The Crown alleges X, knowing himself to be positive after a test in May 2013 and “fully aware of his obligation to disclose his health status to his sexual partner”, had unprotected sex with his live-in boyfriend.
This caused his partner, who has name suppression, to contract HIV.
The man told the jury he first met X one morning in a park in early 2014 when he was looking for his dog. They got along and he invited X back to his home.
There he asked X what his status was.
X told him was “fine” and that he’d been tested three months earlier, the man told the court.
“I was pleased and I thought he was pretty cool and we got on really well.”
The man said knew he was negative himself because he’d been regularly tested as he was planning on having a baby.
“I had a burning desire to be a father.”
Once the couple had established they were both “safe” during that first meeting, the man performed unprotected oral sex on X and a few weeks later they had intercourse.
A relationship blossomed.
At one point during his evidence, the man was overwhelmed with emotion and had to leave the courtroom for a break.
After two months of dating and during a holiday to the Philippines with friends, the man grew ill with nausea, aches, a fever and a rash which spread over his body.
He said he figured it was probably a tropical virus and busied himself with planning his mother’s 90th birthday. He later learned these were symptoms of seroconversion, when a person first develops antibodies for HIV.
But while he was sick he stopped donating sperm to the woman he’d chosen to be his co-parent “just in case”.
“I would never forgive myself if [something happened]. Just to be safe for her sake,” he said.
The couple quickly grew close and X moved in but by August the relationship had broken down amid suspicions the defendant was unfaithful.
The man said he got in touch with one of X’s ex-boyfriends and subsequently texted the accused on October 21, 2014, asking what his sickness “really is”.
“So please tell me now for real, have you got HIV or something? You have to tell me if you do. Something’s not been said, I know it. Is that why you avoid having sex?”
He sent other similar texts but they all went unanswered although they continued to see each other.
That December, he was tested again for HIV and learned he was positive.

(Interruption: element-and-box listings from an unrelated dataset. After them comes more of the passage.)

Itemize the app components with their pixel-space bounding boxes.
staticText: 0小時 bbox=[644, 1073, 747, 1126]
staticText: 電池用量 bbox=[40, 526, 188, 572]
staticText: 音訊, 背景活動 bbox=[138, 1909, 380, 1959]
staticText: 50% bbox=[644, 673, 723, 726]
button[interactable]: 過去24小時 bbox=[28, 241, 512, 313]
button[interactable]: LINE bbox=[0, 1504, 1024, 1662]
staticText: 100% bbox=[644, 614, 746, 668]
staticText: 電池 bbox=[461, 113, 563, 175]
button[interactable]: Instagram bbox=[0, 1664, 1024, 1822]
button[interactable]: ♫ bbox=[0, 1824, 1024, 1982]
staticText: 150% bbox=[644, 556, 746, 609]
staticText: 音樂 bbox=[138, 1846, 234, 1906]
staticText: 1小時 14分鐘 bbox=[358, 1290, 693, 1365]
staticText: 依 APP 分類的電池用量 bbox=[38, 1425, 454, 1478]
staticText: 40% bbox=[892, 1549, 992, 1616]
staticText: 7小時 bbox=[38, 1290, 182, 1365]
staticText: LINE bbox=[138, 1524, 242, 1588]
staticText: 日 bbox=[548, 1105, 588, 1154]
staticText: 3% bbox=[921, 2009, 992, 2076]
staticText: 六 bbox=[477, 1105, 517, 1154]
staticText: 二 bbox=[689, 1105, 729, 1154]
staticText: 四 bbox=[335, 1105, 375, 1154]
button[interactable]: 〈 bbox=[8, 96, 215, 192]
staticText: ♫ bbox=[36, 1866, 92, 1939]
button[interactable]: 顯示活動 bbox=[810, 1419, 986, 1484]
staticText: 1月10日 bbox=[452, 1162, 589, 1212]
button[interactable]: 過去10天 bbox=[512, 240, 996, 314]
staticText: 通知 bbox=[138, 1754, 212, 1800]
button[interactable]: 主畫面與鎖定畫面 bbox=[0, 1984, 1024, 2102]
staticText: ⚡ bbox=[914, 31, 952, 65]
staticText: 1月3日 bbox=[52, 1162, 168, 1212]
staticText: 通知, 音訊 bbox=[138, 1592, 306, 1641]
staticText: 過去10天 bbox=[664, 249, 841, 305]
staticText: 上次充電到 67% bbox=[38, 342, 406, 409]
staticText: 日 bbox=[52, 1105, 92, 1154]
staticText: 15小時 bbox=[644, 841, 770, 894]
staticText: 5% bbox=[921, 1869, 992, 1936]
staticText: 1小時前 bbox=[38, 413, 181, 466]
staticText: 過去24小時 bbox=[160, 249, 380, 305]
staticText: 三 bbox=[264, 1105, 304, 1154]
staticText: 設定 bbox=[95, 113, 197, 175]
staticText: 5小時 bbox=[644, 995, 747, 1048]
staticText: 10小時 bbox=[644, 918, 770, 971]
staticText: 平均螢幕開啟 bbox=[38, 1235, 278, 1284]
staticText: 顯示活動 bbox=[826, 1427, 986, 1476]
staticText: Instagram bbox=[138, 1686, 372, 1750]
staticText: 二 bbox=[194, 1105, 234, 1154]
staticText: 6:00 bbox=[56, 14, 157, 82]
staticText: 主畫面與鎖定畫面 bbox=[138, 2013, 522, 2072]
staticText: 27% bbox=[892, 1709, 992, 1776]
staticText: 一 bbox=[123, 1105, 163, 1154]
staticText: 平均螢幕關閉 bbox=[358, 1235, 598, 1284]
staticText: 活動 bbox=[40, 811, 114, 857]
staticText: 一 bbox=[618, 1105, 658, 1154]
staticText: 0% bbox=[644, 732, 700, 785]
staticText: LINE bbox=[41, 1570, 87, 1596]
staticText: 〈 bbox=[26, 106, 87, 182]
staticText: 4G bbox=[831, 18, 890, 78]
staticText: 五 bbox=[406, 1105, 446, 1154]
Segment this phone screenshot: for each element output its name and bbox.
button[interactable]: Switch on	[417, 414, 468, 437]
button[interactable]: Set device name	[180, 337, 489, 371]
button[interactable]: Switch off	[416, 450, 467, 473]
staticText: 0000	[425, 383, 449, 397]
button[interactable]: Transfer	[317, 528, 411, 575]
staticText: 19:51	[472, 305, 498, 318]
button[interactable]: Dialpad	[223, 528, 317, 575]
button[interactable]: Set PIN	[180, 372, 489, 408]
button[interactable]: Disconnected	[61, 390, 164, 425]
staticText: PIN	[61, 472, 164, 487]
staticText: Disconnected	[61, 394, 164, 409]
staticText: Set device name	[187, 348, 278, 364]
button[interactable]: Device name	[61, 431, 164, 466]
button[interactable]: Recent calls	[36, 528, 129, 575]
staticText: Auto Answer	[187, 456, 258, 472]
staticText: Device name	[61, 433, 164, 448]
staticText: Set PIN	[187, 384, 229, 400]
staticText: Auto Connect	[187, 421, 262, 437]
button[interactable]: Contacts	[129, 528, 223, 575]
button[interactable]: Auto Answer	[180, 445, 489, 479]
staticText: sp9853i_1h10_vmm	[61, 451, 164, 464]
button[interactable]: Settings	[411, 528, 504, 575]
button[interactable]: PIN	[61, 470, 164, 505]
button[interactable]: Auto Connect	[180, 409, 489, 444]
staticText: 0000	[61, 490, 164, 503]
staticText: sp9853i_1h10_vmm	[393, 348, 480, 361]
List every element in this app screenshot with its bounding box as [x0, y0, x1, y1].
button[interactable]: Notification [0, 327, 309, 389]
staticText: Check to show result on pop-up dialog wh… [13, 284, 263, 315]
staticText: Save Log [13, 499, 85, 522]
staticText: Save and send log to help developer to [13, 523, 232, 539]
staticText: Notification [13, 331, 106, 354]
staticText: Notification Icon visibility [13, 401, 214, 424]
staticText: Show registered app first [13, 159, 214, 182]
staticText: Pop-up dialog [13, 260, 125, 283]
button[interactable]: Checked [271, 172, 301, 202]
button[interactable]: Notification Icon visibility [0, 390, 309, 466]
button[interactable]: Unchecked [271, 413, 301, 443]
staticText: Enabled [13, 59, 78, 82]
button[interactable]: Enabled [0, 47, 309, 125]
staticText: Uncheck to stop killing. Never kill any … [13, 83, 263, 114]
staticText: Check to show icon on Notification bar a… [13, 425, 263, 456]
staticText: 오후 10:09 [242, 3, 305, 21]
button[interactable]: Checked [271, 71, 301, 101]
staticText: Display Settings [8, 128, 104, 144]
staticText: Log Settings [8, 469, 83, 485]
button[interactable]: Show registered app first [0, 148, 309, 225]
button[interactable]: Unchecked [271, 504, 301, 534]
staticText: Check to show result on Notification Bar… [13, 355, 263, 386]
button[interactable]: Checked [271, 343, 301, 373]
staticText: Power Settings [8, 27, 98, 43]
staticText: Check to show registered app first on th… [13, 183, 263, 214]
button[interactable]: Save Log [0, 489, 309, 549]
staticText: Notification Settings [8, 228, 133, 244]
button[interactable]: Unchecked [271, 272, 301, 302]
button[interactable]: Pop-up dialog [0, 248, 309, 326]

But defence lawyer Ross Burns said the Crown had to prove the man didn’t have sex with anyone other than the three men who will be called as witnesses between the time the complainant tested negative in August 2013 and when he tested positive in December 2014.
The other partners have all tested negative for HIV.
“If there is a reasonable possibility that the complainant had sex over that 16-month period with any other person, then you cannot find the defendant guilty,” Burns told the jury.
During cross-examination, the lawyer asked whether the man knew the park in Western Springs where he first met Filitonga was a “quite a well-known gay cruising spot”.
He asked whether the man had in fact gone looking for a partner.
“That’s not the case. I don’t like that place and I don’t do that,” he responded.
The man admitted he’d had brief relations with previous partners who have since tested negative for HIV.
The trial continues and is set down for two weeks.
The law and HIV
• If you are HIV positive, you do not have to disclose your status before having intercourse as long as you are using a condom.
• If the sex is unprotected, the HIV-positive person has a legal duty to disclose his/her status.